現代のファンタジー文学として、20年にわたって世界的人気を誇る「ハリー・ポッター」シリーズ。本展では、原作者J.K.ローリングの直筆原稿やスケッチに加え、大英図書館が所蔵する貴重な書籍や資料などを紹介し、ハリー・ポッターの世界の底流にある言い伝えや魔法の歴史を紐解きます。ハリーが学んだホグワーツ魔法魔術学校の科目に沿って、イギリスをはじめ世界各国に古くから伝わる魔法や呪文、占いなど、「薬草学」「錬金術」「天文学」などの10章で構成し、科学が発達していなかった時代の人々が信じた魔法や魔術の記録を展示します。
ここはキングス・クロス駅の9と3/4番線。停車中のホグワーツ特急に乗り込もうとする魔法魔術学校の生徒と見送りの家族でごった返しています。そんななか、荷物を積んだカートとともにたたずむハリーの姿が見えます。
中世に印刷された初の博物学事典で、主に植物、獣、鳥、魚、石について書かれています。挿絵には手彩色が施されています。
「太古の化学作業」は、伝説の錬金術師ニコラス・フラメルが賢者の石の配合を明かすきっかけとなった古写本を翻訳したものとされます。
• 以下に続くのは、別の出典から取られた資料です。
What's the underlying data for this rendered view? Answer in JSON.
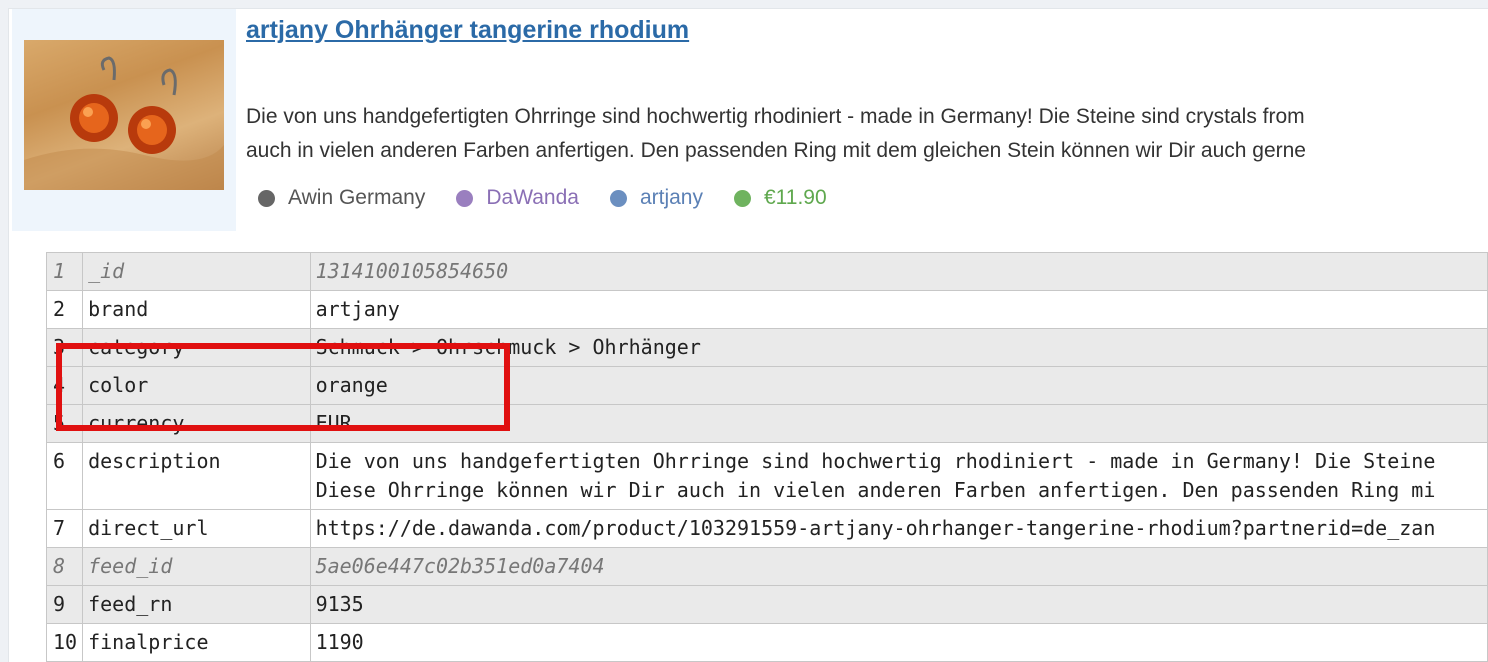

この挿絵は、賢者の石の作成に不可欠なマテリア(第一質料)と普遍精神の統合を象徴しています。
ハリーと友人たちが魔法魔術学校の温室で遭遇したマンドレイク(別名マンドラゴラ)は、呪いによって姿かたちを変えられた人を元の姿に戻すために使われる薬草です。引き抜かれると泣き声をあげ、それを聞いた者は命を落とすと言われています。
『ハリー・ポッターと賢者の石』の序盤、ハグリッドがダイアゴン横丁の壁を傘で叩くと、レンガが並び方を変えてアーチ型の入口が出現します。この絵は、その様子を作者自身が想像力豊かに描いたものです。
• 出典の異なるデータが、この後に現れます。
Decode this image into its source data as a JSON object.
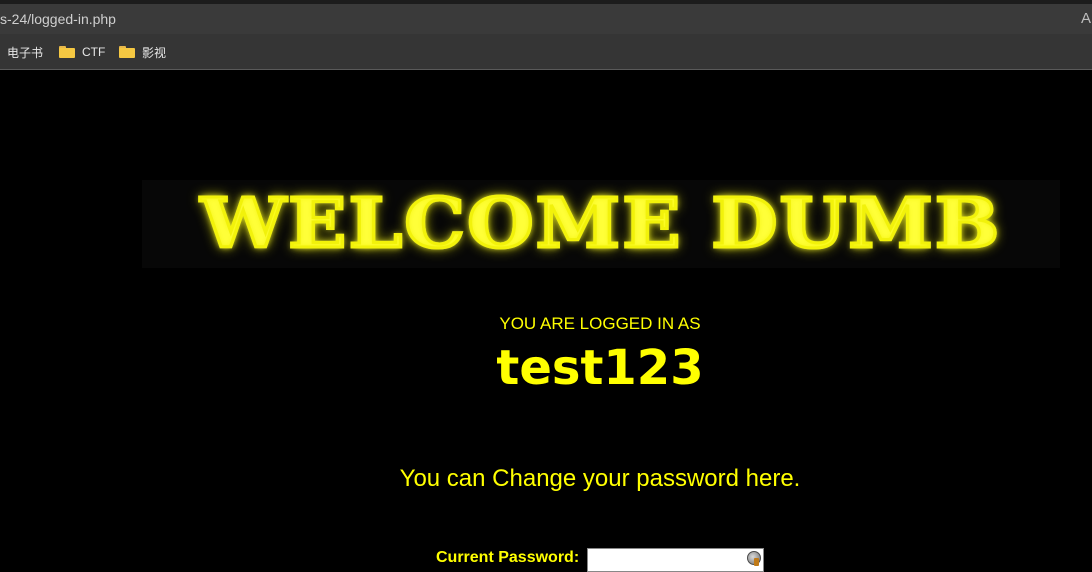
{
  "browser": {
    "url": "s-24/logged-in.php",
    "reader_glyph": "A",
    "bookmarks": [
      {
        "label": "电子书",
        "icon": "none"
      },
      {
        "label": "CTF",
        "icon": "folder-icon"
      },
      {
        "label": "影视",
        "icon": "folder-icon"
      }
    ]
  },
  "page": {
    "banner_text": "WELCOME DUMB",
    "logged_in_label": "YOU ARE LOGGED IN AS",
    "username": "test123",
    "change_message": "You can Change your password here.",
    "current_password_label": "Current Password:",
    "current_password_value": ""
  },
  "colors": {
    "background": "#000000",
    "text_accent": "#ffff00",
    "banner_glow": "#f2f20a",
    "banner_metal": "#8a8a8a"
  }
}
精巧で美しい装飾が施されたこの道具は、アストロラーベといい、星の動きを調べて星図を作成するのに用いられました。また、イスラム世界では、聖地・メッカの方角を知るために広く使われました。
ティーカップ占いは、カップに残った茶葉の様子を見て占います。
この詳細な手引書には、茶葉によるさまざまな形の解釈方法だけでなく、最適なカップの大ささや形、使う茶の種類なども記述されています。
19世紀イギリスの代表的画家のひとりであるウォーターハウスは、魔法や魔女をテーマにした絵を数多く残しました。この作品では、色鮮やかなドレスを着た美しい魔女が、身を守るために自分の周りに杖で円を描いています。
大阪の瑞龍寺には、人魚、河童、龍のミイラがつたえられています。これらは、堺の豪商・ 万代四郎兵衛が明代の中国から輸入したものであるとか、堺の海岸に漂着したものであるなどという伝承がありますが、正体は謎に満ちています。
J.K.ローリングが生み出した魔法世界は、発刊から20年以上経った今も、世界中の読者をひきつけてやみません。ここではさまざまな言語で翻訳された書籍や、今も広がり続ける「ハリー・ポッター」の世界を紹介します。